Here’s how we can move forward:

  • 🔁 Personalize Learning

    Every student is wired differently. From neurodivergent learners to those who need acceleration, flexible curricula and adaptive teaching can ensure no one gets left behind—or left waiting.

  • 🗣️ Celebrate Linguistic Diversity

    Language isn’t just a medium—it’s identity. When we integrate students’ native languages into the classroom, we’re not just teaching through them—we’re learning from them.

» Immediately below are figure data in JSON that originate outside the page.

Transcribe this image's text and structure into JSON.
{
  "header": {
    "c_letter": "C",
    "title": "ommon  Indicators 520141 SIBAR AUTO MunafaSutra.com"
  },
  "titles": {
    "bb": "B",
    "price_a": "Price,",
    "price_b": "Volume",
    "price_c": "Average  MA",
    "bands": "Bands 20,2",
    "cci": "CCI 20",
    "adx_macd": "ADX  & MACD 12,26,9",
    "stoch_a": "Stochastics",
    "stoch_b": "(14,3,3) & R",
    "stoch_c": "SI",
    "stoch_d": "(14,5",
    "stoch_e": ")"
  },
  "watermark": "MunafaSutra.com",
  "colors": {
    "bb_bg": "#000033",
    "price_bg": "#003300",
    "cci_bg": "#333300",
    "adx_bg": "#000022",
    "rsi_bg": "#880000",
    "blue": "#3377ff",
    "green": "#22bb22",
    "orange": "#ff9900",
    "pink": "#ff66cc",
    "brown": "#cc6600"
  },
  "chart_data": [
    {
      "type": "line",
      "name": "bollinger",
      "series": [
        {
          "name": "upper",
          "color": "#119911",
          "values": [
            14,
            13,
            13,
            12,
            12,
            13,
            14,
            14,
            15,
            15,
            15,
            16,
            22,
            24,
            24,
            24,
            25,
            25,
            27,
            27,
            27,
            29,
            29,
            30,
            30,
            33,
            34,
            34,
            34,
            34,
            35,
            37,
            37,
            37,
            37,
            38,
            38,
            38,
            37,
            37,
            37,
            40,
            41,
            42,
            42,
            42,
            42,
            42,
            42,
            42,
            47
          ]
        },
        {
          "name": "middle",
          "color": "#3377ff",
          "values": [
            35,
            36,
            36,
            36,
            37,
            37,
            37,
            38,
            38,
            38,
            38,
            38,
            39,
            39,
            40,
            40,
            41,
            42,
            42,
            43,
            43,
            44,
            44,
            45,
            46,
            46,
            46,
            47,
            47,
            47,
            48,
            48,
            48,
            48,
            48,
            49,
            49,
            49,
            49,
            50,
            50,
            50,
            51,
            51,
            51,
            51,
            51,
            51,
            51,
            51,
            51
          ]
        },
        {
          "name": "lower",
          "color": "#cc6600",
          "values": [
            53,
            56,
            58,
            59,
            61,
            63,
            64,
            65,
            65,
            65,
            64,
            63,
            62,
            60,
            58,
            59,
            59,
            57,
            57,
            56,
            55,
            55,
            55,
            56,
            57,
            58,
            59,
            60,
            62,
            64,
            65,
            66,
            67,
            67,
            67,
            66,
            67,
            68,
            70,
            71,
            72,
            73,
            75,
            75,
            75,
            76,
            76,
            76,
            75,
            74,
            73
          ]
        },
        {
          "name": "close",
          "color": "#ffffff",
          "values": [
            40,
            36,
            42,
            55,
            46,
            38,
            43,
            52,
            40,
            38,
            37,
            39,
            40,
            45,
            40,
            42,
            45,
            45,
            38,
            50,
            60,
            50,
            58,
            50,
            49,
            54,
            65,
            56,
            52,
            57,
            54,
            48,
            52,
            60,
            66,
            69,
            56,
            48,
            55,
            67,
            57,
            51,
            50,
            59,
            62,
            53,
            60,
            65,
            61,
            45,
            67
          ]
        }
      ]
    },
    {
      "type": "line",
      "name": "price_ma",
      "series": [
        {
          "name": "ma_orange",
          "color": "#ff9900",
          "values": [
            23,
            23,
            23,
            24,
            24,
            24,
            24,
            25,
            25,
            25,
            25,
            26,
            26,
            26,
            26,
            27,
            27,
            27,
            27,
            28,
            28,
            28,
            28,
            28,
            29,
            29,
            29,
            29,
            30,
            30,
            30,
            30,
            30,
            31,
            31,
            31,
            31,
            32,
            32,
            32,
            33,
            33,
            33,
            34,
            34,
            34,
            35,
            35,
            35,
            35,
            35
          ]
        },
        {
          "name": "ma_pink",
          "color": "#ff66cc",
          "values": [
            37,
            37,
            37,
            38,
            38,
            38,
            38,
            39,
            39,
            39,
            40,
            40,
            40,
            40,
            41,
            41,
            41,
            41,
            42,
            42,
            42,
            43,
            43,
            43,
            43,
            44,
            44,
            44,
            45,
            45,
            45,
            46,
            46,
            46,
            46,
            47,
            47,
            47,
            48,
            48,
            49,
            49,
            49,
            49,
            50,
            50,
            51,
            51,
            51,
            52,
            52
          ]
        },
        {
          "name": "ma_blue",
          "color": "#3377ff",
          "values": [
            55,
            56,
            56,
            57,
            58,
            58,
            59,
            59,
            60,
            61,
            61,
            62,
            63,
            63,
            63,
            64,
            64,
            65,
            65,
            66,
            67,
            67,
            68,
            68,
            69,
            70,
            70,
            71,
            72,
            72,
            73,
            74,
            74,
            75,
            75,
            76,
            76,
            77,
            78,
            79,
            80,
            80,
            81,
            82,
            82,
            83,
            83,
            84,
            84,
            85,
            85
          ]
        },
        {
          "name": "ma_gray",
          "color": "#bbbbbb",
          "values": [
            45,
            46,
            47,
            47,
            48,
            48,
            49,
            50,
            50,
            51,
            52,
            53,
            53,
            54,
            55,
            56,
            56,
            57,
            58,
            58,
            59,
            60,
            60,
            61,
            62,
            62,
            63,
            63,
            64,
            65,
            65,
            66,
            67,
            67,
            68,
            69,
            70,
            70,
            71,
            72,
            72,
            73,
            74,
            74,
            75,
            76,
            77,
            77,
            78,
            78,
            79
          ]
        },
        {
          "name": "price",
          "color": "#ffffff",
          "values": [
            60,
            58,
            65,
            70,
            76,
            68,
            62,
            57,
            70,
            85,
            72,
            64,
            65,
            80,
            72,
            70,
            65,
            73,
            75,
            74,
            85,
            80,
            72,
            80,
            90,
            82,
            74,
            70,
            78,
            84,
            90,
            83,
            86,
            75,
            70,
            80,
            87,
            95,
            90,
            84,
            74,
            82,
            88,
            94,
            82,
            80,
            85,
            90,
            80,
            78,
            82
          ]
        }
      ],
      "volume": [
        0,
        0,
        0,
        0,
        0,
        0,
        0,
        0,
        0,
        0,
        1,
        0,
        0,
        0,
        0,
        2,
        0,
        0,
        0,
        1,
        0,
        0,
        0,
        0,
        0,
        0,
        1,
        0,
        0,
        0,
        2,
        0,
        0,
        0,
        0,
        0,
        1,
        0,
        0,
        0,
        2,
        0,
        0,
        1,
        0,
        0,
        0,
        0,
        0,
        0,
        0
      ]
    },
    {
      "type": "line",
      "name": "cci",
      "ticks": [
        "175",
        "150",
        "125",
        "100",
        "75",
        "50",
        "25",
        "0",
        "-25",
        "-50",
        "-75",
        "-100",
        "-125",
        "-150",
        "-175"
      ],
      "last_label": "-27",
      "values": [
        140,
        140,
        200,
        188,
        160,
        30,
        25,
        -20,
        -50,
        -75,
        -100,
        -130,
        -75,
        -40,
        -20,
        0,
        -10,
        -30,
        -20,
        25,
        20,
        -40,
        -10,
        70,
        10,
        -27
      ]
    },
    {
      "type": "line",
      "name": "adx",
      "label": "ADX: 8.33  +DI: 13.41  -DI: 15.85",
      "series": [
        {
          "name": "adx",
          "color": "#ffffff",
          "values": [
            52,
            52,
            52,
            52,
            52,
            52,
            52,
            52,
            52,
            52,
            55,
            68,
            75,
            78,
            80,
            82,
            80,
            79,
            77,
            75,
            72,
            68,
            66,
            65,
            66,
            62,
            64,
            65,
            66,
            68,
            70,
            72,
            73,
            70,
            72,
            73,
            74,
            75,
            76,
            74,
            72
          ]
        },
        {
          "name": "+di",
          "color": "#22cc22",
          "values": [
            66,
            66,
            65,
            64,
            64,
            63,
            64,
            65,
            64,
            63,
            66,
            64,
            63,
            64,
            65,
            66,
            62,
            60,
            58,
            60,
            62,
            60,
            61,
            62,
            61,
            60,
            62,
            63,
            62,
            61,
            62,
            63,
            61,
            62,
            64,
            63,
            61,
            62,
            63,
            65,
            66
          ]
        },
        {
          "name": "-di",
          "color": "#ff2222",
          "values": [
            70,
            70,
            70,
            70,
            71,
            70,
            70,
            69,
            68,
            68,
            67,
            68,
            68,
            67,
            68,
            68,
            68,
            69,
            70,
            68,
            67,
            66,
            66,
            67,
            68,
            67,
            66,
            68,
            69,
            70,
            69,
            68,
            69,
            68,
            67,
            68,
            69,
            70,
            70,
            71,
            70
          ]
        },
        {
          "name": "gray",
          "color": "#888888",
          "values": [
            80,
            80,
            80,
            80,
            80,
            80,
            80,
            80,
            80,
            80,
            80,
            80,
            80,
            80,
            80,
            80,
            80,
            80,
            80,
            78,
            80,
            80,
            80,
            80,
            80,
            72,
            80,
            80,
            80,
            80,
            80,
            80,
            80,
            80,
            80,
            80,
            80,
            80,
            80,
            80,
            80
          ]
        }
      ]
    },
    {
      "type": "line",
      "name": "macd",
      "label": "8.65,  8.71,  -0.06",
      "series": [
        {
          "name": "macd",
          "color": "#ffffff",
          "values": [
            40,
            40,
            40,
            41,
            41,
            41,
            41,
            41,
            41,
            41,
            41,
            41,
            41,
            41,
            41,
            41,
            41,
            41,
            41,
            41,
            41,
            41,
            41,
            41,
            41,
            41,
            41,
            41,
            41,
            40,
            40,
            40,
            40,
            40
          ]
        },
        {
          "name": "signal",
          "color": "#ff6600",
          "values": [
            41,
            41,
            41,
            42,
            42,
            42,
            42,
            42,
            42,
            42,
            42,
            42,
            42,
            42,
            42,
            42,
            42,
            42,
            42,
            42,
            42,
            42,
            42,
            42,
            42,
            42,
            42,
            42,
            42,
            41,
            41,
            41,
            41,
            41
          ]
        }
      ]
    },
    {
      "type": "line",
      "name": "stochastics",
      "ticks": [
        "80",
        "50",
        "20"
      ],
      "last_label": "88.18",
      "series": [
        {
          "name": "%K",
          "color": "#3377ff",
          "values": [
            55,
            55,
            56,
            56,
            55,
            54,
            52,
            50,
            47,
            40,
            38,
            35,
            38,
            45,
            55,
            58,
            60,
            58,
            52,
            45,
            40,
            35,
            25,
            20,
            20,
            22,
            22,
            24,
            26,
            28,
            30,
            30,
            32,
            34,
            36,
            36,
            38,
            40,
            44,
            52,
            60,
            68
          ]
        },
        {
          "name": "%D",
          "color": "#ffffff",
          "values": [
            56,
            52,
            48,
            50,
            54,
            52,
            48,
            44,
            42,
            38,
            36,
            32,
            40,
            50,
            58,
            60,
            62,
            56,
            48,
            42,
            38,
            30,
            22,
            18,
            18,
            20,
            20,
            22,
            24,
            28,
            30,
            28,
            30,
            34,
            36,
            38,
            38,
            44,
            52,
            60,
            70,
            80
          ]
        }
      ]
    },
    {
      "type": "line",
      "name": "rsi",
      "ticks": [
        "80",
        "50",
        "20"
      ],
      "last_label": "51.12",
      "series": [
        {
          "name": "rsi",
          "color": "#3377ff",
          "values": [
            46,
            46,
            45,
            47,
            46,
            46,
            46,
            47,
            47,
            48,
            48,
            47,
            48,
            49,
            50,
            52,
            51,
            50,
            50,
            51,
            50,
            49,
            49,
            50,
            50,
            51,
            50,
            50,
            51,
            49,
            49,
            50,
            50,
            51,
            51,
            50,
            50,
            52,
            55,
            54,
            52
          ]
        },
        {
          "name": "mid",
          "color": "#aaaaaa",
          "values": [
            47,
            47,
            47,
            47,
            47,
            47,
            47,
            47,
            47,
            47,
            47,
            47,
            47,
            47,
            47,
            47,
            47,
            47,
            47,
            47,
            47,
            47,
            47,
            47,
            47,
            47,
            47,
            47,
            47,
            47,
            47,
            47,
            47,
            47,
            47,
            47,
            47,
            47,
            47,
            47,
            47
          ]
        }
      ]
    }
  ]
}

  • 🌍 Center Cultural Relevance

    Curricula should reflect the world students actually live in. When learners see themselves in what they study, education stops being abstract and starts becoming personal.

  • 🤝 Build Belonging

    Inclusion is more than a checkbox. It’s a feeling. It shows up in school culture, classroom practices, hallway conversations. Every student should know they matter here.

  • 🧰 Empower Educators

    Our teachers are at the heart of change. Let’s equip them—with the tools to spot bias, adapt instruction, and connect with the lived experiences their students bring.

Education has come a long way from the days when literacy was a privilege for the few, but access alone isn’t enough. To be truly humanizing, it must affirm every student’s worth, speak their language, and reflect their world. As educators, leaders, and advocates, let’s reimagine education as a space where no one feels left behind or left out—a space that doesn’t just teach but transforms.